Sixty-five years ago today, who remembers?  Old men in obscurity.  I
assign their grandchildren to go ask; they do not know.  Grandpa won
a Medal of Honor.  What's that?  They don't understand my awe.  He's
just Grandpa. 

I've seen the white cross high in the pass where the airplanes flew
across the island.  Surrounded by green, it looks small from the
highway.  On another mountain, we walked past the ruins of a
warplane, one of ours, buried by jungle.  We thought about wild-boar
attacks instead, and kept watch for trees to climb in case one came
along. 

I asked my teacher to tell about the war; when she was 8, they did
drills at school with gas-masks.  Sirens still run on Sunday every
month, just to be sure.  It's ancient history now, it was my
grandfather's war and he was gone before I was old enough to talk.
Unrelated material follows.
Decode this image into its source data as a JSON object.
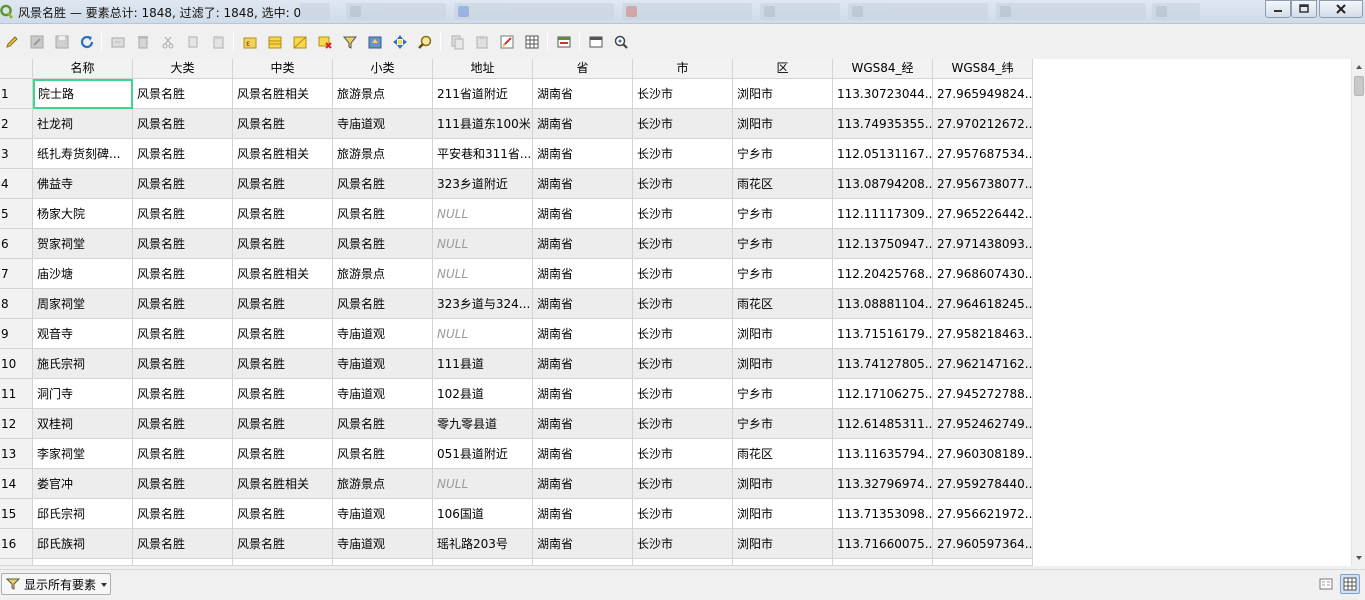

Sixty-five years ago today, and even I'd forgotten, but then, one of
my students asks "Isn't today some sort of celebration?  December
7th, 1941?"  Who remembers?

December 7, 2006


I went to Kaiser High School in Hawaii, on the island of Oahu, from 1989 to 1991.  The history of World War II was everywhere, from the downed airplane on the side of a steep hillside I once hiked along, to the barbed-wire fences that ringed Diamond Head, to the white cross on the far side of the island.  I was always intrigued with the men who fought that war, the last in our history that, in my opinion, was fought for a virtuous cause. 
In 2006, as a middle-school science teacher, I offered an extra-credit project to my students to interview any relatives who were veterans of Vietnam or World War II.  Few students did the project, and none could understand why their science teacher had assigned it.  Few of these remarkable men and women are still among us, and I wanted my students to have the same sense of history I had had as a child.  Science subject-matter was not the only, and certainly not the most important, thing I hoped my students would learn. 
I was amazed to discover that the grandfather of one of my twelve year-old students had received the Medal of Honor in World War II.  The boy was certainly the reflection of his grandfather; kind and loyal by nature, respectful, with a noble, strong spirit.  I wrote this poem partly because of the loss of those old men who built all the wealth that our nation enjoys today; partly out of awe for some of my students, who are surely not too different from the boys and girls their grandparents once were.